Clock tower in Andhra Pradesh, India

Clock Tower is a structure located at the centre of Anantapur in the Indian state of Andhra Pradesh. It was built in memory of martyrs of the Indian freedom movement. In 1945, under the leadership of M. Ramachandra Naidu, the district judge and other individuals took initiative to construct the structure. Its radius is 15 feet which signifies the date 15th. It has 8 faces which signifies the eighth month of the year i.e. August. The height of the Clock Tower is 47 feet which signifies the year 1947. There are 8 faces for this tower, which signifies 8th month.

== History ==
The clock tower was initiated by District Judge M. Ramachandra Naidu in late 1945. It was constructed in central Anantapur to memorialize those who sacrificed their lives during the freedom struggle.

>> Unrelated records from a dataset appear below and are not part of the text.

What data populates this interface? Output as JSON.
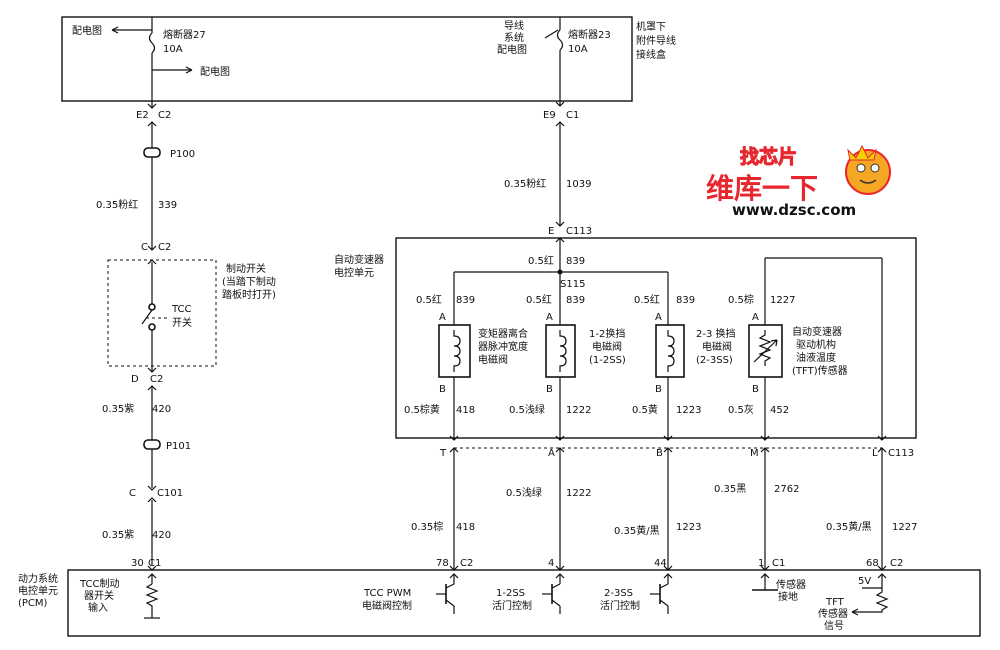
{
  "fuse_box": {
    "left_arrow_label": "配电图",
    "fuse27_name": "熔断器27",
    "fuse27_rating": "10A",
    "fuse27_arrow_label": "配电图",
    "right_note_line1": "导线",
    "right_note_line2": "系统",
    "right_note_line3": "配电图",
    "fuse23_name": "熔断器23",
    "fuse23_rating": "10A",
    "box_label_line1": "机罩下",
    "box_label_line2": "附件导线",
    "box_label_line3": "接线盒"
  },
  "left_circuit": {
    "e2_pin": "E2",
    "e2_conn": "C2",
    "p100": "P100",
    "wire1_spec": "0.35粉红",
    "wire1_num": "339",
    "c_pin": "C",
    "c_conn": "C2",
    "brake_label_line1": "制动开关",
    "brake_label_line2": "(当踏下制动",
    "brake_label_line3": "踏板时打开)",
    "tcc_label": "TCC",
    "tcc_switch": "开关",
    "d_pin": "D",
    "d_conn": "C2",
    "wire2_spec": "0.35紫",
    "wire2_num": "420",
    "p101": "P101",
    "c101_pin": "C",
    "c101_conn": "C101",
    "wire3_spec": "0.35紫",
    "wire3_num": "420",
    "pin30": "30",
    "pin30_conn": "C1"
  },
  "right_feed": {
    "e9_pin": "E9",
    "e9_conn": "C1",
    "wire_spec": "0.35粉红",
    "wire_num": "1039",
    "e_pin": "E",
    "e_conn": "C113"
  },
  "trans_unit": {
    "label_line1": "自动变速器",
    "label_line2": "电控单元",
    "top_wire_spec": "0.5红",
    "top_wire_num": "839",
    "splice": "S115",
    "sol1_wire_spec": "0.5红",
    "sol1_wire_num": "839",
    "sol1_a": "A",
    "sol1_b": "B",
    "sol1_name_line1": "变矩器离合",
    "sol1_name_line2": "器脉冲宽度",
    "sol1_name_line3": "电磁阀",
    "sol1_out_spec": "0.5棕黄",
    "sol1_out_num": "418",
    "sol2_wire_spec": "0.5红",
    "sol2_wire_num": "839",
    "sol2_a": "A",
    "sol2_b": "B",
    "sol2_name_line1": "1-2换挡",
    "sol2_name_line2": "电磁阀",
    "sol2_name_line3": "(1-2SS)",
    "sol2_out_spec": "0.5浅绿",
    "sol2_out_num": "1222",
    "sol3_wire_spec": "0.5红",
    "sol3_wire_num": "839",
    "sol3_a": "A",
    "sol3_b": "B",
    "sol3_name_line1": "2-3 换挡",
    "sol3_name_line2": "电磁阀",
    "sol3_name_line3": "(2-3SS)",
    "sol3_out_spec": "0.5黄",
    "sol3_out_num": "1223",
    "tft_wire_spec": "0.5棕",
    "tft_wire_num": "1227",
    "tft_a": "A",
    "tft_b": "B",
    "tft_name_line1": "自动变速器",
    "tft_name_line2": "驱动机构",
    "tft_name_line3": "油液温度",
    "tft_name_line4": "(TFT)传感器",
    "tft_out_spec": "0.5灰",
    "tft_out_num": "452"
  },
  "c113_connector": {
    "pin_t": "T",
    "pin_a": "A",
    "pin_b": "B",
    "pin_m": "M",
    "pin_l": "L",
    "conn_label": "C113"
  },
  "harness": {
    "w1_spec": "0.35棕",
    "w1_num": "418",
    "w2_spec": "0.5浅绿",
    "w2_num": "1222",
    "w3_spec": "0.35黄/黑",
    "w3_num": "1223",
    "w4_spec": "0.35黑",
    "w4_num": "2762",
    "w5_spec": "0.35黄/黑",
    "w5_num": "1227"
  },
  "pcm": {
    "label_line1": "动力系统",
    "label_line2": "电控单元",
    "label_line3": "(PCM)",
    "pin78": "78",
    "pin78_conn": "C2",
    "pin4": "4",
    "pin44": "44",
    "pin1": "1",
    "pin1_conn": "C1",
    "pin68": "68",
    "pin68_conn": "C2",
    "brake_input_line1": "TCC制动",
    "brake_input_line2": "器开关",
    "brake_input_line3": "输入",
    "tcc_pwm_line1": "TCC  PWM",
    "tcc_pwm_line2": "电磁阀控制",
    "ss12_line1": "1-2SS",
    "ss12_line2": "活门控制",
    "ss23_line1": "2-3SS",
    "ss23_line2": "活门控制",
    "ground_line1": "传感器",
    "ground_line2": "接地",
    "vref": "5V",
    "tft_signal_line1": "TFT",
    "tft_signal_line2": "传感器",
    "tft_signal_line3": "信号"
  },
  "watermark": {
    "top_text": "找芯片",
    "main_text": "维库一下",
    "url": "www.dzsc.com"
  }
}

It was inaugurated on 15 August 1947, on the day of Independence. In December 2021, during road extension at Saptagiri Circle, the peripheral fixtures and statues were removed. By 19 February 2022, all statues from the traffic island surrounding the Clock Tower had been dismantled and placed in storage.

== Clock Tower Bridge ==
The Clock Tower Bridge in Anantapur is a four-lane overbridge connecting NH 44 with NH 42 as part of a ₹310 crore, 9.2 km widening of SH-32 through the city center. Built in a record two years and five months on a "war footing", it was inaugurated on 29 May 2023 and opened to traffic from 31 May 2023, restoring direct highway flow and dramatically reducing congestion through Saptagiri Circle. The bridge’s completion has not only eased long-standing traffic bottlenecks but also underpins broader urban and economic development in Anantapur.